Just as long ago, when I was twenty,
But then there was a hope I would be everything,
Perhaps even a butterfly or a thrush, by magic.
Now I see dusty district roads
And a town where the postmaster gets drunk every day
Melancholy with remaining identical to himself.
If only the stars contained me.
If only everything kept happening in such a way
That the so-called world opposed the so-called flesh.
Were I at least not contradictory. Alas.
—Czeslaw Milosz
no subject
Date: 2004-12-05 12:49 pm (UTC)Thank you for sharing the Milosz poem.
no subject
Date: 2004-12-05 01:54 pm (UTC)Same here. I wonder sometimes if I would love it as much if I lived in Seattle. Then again, the one time I visited Seattle, I loved it.
I know how hard those anniversaries hit.
And so variable from year to year. Some years it's not happy-skippy time, but just part of the fabric of life. Other years it's very present.
Thank you for sharing the Milosz poem.
I have a serious poetry Jones. :-)
no subject
Date: 2004-12-05 05:03 pm (UTC)That's very sweet and moving. And you're right...many people don't have that. I have a good, solid, loving relationship with my husband. He's my best friend. But I don't even speak to my parents (in large part to protect my future children, and a bit to protect myself). I don't know what it's like to have a paternal figure whom I can count on for love and all that. It's one of those things that drives me (and thus many of my characters)...the need to find an embrace that makes one feel safe.
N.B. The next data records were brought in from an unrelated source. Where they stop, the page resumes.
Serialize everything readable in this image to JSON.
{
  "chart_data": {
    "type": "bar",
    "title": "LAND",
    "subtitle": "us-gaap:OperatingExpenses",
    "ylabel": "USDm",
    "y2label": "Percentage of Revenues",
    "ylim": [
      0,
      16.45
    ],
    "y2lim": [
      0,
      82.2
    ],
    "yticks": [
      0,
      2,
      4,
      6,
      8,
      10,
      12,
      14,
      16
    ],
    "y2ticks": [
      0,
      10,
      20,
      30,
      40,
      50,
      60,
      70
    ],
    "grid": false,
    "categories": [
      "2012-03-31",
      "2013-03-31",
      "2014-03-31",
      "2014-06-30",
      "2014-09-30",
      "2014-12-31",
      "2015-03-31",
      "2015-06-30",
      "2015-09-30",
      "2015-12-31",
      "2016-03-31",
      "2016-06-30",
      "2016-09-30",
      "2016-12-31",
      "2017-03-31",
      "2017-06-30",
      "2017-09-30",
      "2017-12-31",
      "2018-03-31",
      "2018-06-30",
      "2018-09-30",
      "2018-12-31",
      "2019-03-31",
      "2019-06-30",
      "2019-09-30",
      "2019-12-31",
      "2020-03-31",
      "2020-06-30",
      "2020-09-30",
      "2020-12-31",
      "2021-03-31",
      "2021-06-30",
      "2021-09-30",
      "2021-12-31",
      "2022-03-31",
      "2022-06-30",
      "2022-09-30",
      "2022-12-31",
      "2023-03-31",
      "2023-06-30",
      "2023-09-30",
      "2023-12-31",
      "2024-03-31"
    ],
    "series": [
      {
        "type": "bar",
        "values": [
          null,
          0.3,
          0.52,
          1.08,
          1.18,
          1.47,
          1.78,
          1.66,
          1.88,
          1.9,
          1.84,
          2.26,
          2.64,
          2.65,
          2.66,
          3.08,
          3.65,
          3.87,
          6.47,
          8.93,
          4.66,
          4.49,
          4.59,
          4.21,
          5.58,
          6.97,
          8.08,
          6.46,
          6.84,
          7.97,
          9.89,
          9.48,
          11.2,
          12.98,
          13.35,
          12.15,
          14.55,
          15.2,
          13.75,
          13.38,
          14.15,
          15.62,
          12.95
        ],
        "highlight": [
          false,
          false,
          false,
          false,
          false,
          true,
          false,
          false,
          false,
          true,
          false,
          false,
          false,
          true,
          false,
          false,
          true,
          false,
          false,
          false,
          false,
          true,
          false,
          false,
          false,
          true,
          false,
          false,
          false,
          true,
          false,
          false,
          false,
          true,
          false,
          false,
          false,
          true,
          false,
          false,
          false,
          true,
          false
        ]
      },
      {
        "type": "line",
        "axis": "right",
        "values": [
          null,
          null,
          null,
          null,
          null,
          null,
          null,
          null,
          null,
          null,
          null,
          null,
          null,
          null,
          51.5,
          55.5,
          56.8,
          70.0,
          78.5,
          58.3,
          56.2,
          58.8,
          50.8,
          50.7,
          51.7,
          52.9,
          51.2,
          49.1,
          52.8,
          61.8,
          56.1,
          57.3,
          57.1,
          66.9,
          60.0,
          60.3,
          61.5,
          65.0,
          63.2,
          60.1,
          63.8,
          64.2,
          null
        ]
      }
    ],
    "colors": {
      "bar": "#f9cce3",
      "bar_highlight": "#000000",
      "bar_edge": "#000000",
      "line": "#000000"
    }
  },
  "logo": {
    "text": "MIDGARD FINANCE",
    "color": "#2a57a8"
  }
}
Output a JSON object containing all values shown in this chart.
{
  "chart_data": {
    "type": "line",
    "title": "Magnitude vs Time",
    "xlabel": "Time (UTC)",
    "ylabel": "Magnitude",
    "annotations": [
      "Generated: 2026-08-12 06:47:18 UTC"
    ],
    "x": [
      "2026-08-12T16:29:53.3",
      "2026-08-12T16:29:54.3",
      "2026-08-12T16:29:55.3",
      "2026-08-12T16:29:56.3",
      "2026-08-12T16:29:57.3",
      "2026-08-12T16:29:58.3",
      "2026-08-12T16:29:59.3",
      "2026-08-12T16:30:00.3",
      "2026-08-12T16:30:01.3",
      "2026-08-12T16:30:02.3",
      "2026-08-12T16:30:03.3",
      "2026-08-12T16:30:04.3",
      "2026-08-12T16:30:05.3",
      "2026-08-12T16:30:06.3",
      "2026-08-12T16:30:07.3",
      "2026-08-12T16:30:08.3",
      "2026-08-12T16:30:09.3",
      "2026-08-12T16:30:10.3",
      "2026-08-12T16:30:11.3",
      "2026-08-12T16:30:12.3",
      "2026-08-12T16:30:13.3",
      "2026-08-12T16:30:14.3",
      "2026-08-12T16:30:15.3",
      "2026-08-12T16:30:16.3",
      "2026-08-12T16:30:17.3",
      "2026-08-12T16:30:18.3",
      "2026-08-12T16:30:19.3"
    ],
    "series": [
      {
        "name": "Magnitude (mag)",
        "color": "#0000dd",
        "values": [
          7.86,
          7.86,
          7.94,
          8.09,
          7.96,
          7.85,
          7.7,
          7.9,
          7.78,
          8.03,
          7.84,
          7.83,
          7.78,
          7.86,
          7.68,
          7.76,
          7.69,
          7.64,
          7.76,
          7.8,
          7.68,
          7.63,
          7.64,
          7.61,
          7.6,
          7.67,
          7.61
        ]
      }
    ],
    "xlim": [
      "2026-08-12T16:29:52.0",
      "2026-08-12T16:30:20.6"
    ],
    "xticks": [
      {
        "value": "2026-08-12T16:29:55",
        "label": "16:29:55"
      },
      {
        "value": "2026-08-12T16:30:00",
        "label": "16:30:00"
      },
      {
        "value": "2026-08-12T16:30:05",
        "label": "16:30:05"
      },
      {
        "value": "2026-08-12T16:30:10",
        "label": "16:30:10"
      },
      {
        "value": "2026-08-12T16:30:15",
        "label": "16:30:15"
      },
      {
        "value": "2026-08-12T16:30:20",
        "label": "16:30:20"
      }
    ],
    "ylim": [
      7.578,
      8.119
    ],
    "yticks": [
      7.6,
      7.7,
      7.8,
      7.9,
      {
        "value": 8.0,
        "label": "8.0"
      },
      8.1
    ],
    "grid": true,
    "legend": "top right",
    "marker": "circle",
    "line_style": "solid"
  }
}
Most of my main characters start out more-or-less parentless. Either their parents are dead, far away, or there's been an argument and there's no communication. If there are parents around, they're often unpleasant and abusive. However, I do occasionally hand a character a father-figure (usually not their actual father in any way except possibly in-law) and all of that comes out of my own fantasy for it.
Mind you, as one of my more recent characters grows, she will have a strong father figure. She is, after all, the daughter of my current obsession of a character, so I look forward to exploring their deeply close relationship as time goes by in the books. Chances are it'll be everything I wish I had.
But *hugs* for you missing your dad. If I'd had someone like that, I'd miss him too.